Participation in physical activity (PA) during the first COVID-19 lockdown period was significantly lower among patients with rheumatoid arthritis (RA), according to a study published in Springer.1
“This sustained period of reduced PA may have adverse health implications. Indeed, among people with RA, PA is a major determinant of obesity and even associates with disease activity and frequency of hospitalization,” investigators explained. “Therefore, it is important to understand how the pandemic may have impacted PA and associated health aspects of people with RA.”
Data from 128 UK participants, comprised of 27 patients with RA and 101 non-RA controls, was collected via an online questionnaire between April and June 2020. Questions included RA diagnosis, demographics, COVID-19-related information, body weight, dietary questions, mental wellbeing, PA before and after lockdown, any barriers participants may have faced, and the International Physical Activity Questionnaire—short form (IPAQ). Respondents with RA were asked about disease activity and were evaluated based on the visual analogue scale (VAS) for pain and fatigue, Health Assessment Questionnaire (HAQ), and the RA quality of life questionnaire (RAQoL). Non-RA participants received World Health Organization Quality of Life Questionnaire Short Form (WHOQoL-BREF), VAS fatigue, and the Short Warwick Edinburgh Mental Wellbeing Scale (SWEMWBS).
Patients with RA had significantly lower levels of PA when compared with non-RA respondents. Pre-lockdown, 48% of patients with RA and 64% of non-RA participants reported that they were physically active. During the lockdown, PA levels were reduced by 38% across both groups, with a more significant decrease in the RA population (59% vs 33%, respectively). Body weight increased by 40% across all participants, with the RA cohort experiencing weight gain significantly more than the non-RA group (59% vs 35%, respectively). Despite this, those without RA reported eating more during this time than patients with RA (25% vs 15%, respectively).
The biggest barrier participants faced regarding PA was access to equipment and facilities (RA: 37%; non-RA: 33%), although home-based exercises increased 53% during this time.
Mental wellbeing was low in both groups (RA: 20.8 ± 4.2; non-RA: 22.2 ± 3.4, p = 0.080). Nearly half of patients with RA (44%) and 28% of non-RA respondents fell into the low mental wellbeing category.
A group of 27 non-RA participants were matched for age, sex, height, weight, and BMI with the 27 patients with RA. In this evaluation, patients with RA were less likely to be physically active when compared with the matched controls (67% vs 48%, respectively) and were more likely to further reduce PA during the lockdown (59% vs 41%, respectively). Mental wellbeing scores were lower for RA respondents when compared with non-RA participants (44% vs 33%, respectively).
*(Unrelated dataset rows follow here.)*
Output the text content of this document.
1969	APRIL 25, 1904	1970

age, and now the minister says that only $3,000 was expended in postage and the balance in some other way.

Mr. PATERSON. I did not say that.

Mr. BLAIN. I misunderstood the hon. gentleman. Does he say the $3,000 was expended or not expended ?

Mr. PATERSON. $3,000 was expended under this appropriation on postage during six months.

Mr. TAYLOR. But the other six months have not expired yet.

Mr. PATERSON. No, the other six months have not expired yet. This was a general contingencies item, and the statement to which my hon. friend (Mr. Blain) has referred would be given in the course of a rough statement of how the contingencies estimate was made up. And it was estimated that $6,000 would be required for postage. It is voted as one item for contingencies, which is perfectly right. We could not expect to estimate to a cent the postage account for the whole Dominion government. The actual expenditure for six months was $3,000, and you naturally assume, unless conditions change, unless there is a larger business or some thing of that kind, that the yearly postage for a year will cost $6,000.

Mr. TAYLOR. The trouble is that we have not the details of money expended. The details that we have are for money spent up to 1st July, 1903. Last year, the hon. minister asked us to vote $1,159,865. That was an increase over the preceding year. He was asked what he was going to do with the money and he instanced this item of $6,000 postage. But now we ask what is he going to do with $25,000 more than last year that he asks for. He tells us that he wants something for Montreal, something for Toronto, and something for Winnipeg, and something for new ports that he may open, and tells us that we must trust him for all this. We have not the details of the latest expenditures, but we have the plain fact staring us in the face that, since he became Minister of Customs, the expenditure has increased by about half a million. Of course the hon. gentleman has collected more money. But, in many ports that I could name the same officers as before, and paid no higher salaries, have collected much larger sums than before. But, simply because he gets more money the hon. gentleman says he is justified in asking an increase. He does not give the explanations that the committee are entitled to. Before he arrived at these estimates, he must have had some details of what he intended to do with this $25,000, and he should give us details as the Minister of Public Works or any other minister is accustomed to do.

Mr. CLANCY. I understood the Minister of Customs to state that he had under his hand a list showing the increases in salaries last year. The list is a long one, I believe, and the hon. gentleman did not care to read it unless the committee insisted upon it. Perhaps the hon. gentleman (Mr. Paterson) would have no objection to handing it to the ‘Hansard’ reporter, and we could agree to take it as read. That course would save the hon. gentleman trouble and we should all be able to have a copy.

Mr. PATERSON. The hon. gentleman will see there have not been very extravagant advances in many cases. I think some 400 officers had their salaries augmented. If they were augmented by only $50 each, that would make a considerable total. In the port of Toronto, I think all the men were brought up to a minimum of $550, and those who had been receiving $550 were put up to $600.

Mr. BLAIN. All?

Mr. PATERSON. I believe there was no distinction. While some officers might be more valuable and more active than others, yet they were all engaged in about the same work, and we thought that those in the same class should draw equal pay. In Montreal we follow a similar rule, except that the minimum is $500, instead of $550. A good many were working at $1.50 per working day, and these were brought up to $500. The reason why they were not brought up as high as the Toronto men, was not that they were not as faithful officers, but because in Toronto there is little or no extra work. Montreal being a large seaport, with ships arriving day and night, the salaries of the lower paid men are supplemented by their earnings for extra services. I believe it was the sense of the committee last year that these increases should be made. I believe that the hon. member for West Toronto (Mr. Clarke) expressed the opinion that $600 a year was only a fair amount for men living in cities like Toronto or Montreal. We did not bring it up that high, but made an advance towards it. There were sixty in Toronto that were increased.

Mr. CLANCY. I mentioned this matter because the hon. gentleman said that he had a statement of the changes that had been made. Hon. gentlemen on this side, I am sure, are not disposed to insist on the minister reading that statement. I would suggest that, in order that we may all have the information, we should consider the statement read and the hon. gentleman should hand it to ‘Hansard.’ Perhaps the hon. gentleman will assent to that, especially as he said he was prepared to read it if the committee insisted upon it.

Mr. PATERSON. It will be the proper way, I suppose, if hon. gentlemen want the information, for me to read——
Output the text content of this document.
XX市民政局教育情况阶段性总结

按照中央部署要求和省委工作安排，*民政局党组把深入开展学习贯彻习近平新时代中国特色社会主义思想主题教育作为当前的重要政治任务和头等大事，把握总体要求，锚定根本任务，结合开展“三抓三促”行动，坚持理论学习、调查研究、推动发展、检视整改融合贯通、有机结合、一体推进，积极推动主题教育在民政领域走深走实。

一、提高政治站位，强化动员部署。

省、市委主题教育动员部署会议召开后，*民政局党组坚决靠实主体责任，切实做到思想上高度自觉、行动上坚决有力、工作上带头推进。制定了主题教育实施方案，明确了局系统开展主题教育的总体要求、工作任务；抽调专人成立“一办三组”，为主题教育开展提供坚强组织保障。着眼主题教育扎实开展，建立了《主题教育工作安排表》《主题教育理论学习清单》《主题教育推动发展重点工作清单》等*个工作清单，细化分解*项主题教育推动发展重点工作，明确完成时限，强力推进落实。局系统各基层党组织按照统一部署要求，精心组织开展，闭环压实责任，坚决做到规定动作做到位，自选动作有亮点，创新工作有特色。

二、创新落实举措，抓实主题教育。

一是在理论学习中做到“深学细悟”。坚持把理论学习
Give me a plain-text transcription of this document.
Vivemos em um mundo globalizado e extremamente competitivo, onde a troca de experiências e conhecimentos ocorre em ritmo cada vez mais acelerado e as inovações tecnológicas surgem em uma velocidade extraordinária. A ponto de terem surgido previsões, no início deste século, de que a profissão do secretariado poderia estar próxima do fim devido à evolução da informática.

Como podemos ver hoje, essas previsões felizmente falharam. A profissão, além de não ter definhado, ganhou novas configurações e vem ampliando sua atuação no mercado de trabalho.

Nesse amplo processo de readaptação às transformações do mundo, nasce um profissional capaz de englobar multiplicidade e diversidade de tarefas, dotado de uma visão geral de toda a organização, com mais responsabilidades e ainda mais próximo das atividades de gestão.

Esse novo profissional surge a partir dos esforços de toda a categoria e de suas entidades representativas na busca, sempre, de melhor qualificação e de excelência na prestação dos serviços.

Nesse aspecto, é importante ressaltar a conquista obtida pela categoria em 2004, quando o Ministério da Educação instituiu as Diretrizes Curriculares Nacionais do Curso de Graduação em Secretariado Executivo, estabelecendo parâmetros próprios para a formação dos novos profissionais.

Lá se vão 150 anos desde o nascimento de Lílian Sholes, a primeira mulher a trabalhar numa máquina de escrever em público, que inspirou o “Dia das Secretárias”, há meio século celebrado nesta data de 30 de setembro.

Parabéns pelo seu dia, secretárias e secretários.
Results may have been affected by the convenience sampling approach, which hindered an accurate response rate. Further, assessment of causality was unavailable due to the study’s cross-sectional design. The small sample size and demographic differences limited the study and potentially underpowered the analysis. Investigators found, however, that after matching groups, results were similar throughout the sample. Lastly, there is always a risk of bias for all self-reported data.
“The key reason for reduced PA participation appears to be limited access to equipment and facilities, which has then impacted on types of exercise performed. Therefore, our findings show the lockdown has perhaps unintentionally created restrictions on incidental and volitional PA,” investigators concluded. “The combination of low PA levels and obesity could negatively impact on disease activity and overall health for people with RA. Following the COVID-19 pandemic, PA promotion specifically for people with RA will be needed to prevent a pandemic of inactivity.”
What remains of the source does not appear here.